Understanding CRC32 value as division remainder

0
votes

I'm struggling with understanding CRC algorithm. I've been reading this tutorial and if I got it correctly a CRC value is just a remainder of a division where message serves as the dividend and the divisor is a predefined value - carried out in a special kind of polynomial arithmetic. It looked quote simple so I tried implementing CRC-32:

public static uint Crc32Naive(byte[] bytes)
{
    uint poly = 0x04c11db7; // (Poly)
    uint crc = 0xffffffff; // (Init)

    foreach (var it in bytes)
    {
        var b = (uint)it;
        for (var i = 0; i < 8; ++i)
        {
            var prevcrc = crc;

            // load LSB from current byte into LSB of crc (RefIn)
            crc = (crc << 1) | (b & 1); 
            b >>= 1;

            // subtract polynomial if we've just popped out 1 
            if ((prevcrc & 0x80000000) != 0) 
                crc ^= poly;
        }
    }

    return Reverse(crc ^ 0xffffffff); // (XorOut) (RefOut)
}

(where Reverese function reverses bit order)

It is supposed to be analogous to following method of division (with some additional adjustments):

            1100001010
       _______________
10011 ) 11010110110000
        10011,,.,,....
        -----,,.,,....
         10011,.,,....
         10011,.,,....
         -----,.,,....
          00001.,,....
          00000.,,....
          -----.,,....
           00010,,....
           00000,,....
           -----,,....
            00101,....
            00000,....
            -----,....
             01011....
             00000....
             -----....
              10110...
              10011...
              -----...
               01010..
               00000..
               -----..
                10100.
                10011.
                -----.
                 01110
                 00000
                 -----
                  1110 = Remainder

For: 0x00 function returns 0xd202ef8d which is correct, but for 0x01 - 0xd302ef8d instead of 0xa505df1b (I've been using this page to verify my results).

Solution from my implementation has more sense to me: incrementing dividend by 1 should only change reminder by 1, right? But it turns out that the result should look completely different. So apparently I am missing something obvious. What is it? How can changing the least significant number in a dividend influence the result this much?

1
hashcrccrc32

1 Answers

0
votes

This is an example of a left shifting CRC that emulates division, with the CRC initialized = 0, and no complementing or reversing of the crc. The example code is emulating a division where 4 bytes of zeroes are appended to bytes[] ({bytes[],0,0,0,0} is the dividend, the divisor is 0x104c11db7, the quotient is not used, and the remainder is the CRC).
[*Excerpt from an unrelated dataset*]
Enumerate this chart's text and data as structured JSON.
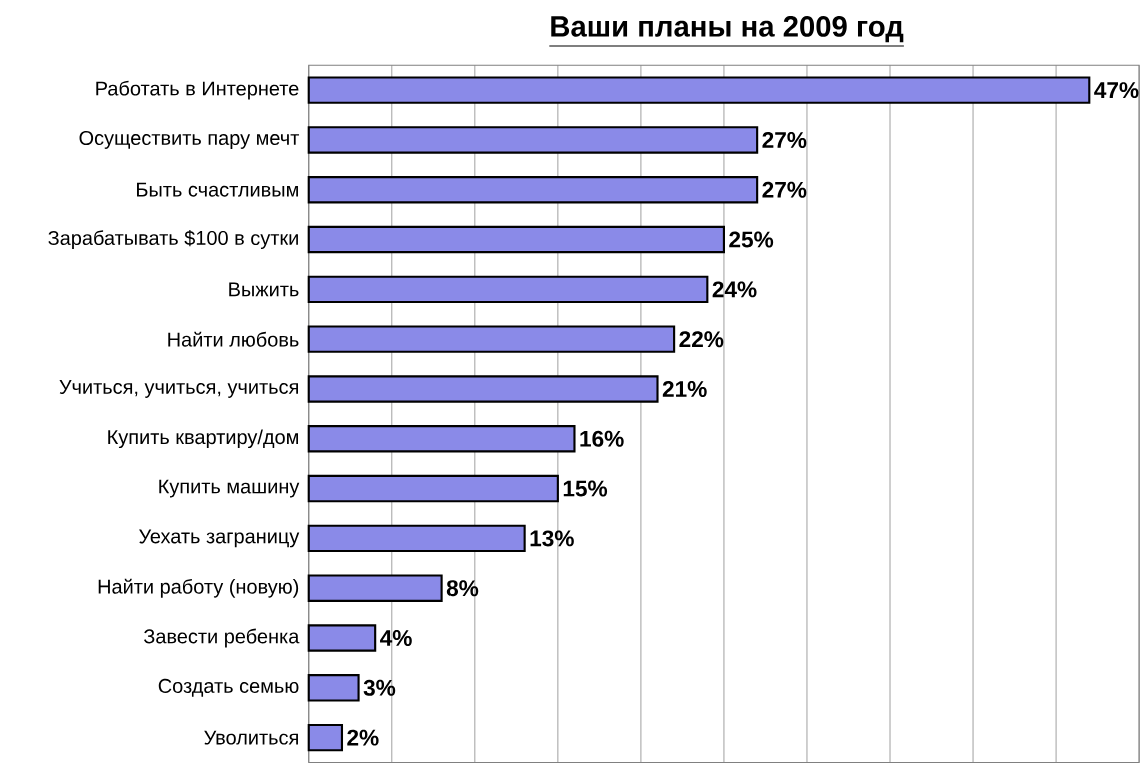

public static uint Crc32Naive(byte[] bytes)
{
    uint poly = 0x04c11db7; // (Poly is actually 0x104c11db7)
    uint crc = 0;           // (Init)

    foreach (var it in bytes)
    {
        crc ^= (((int)it)<<24);     // xor next byte to upper 8 bits of crc
        for (var i = 0; i < 8; ++i) // cycle the crc 8 times
        {
            var prevcrc = crc;
            crc = (crc << 1); 
            // subtract polynomial if we've just popped out 1 
            if ((prevcrc & 0x80000000) != 0) 
                crc ^= poly;
        }
    }
    return crc;
}

It's common to initialize the CRC to something other than zero, but it's not that common to post-complement the CRC, and I'm not aware of any CRC that does a post bit reversal of the CRC.

Another variations of CRC is one that right shifts, normally used to emulate hardware where data is sent in bytes least significant bit first.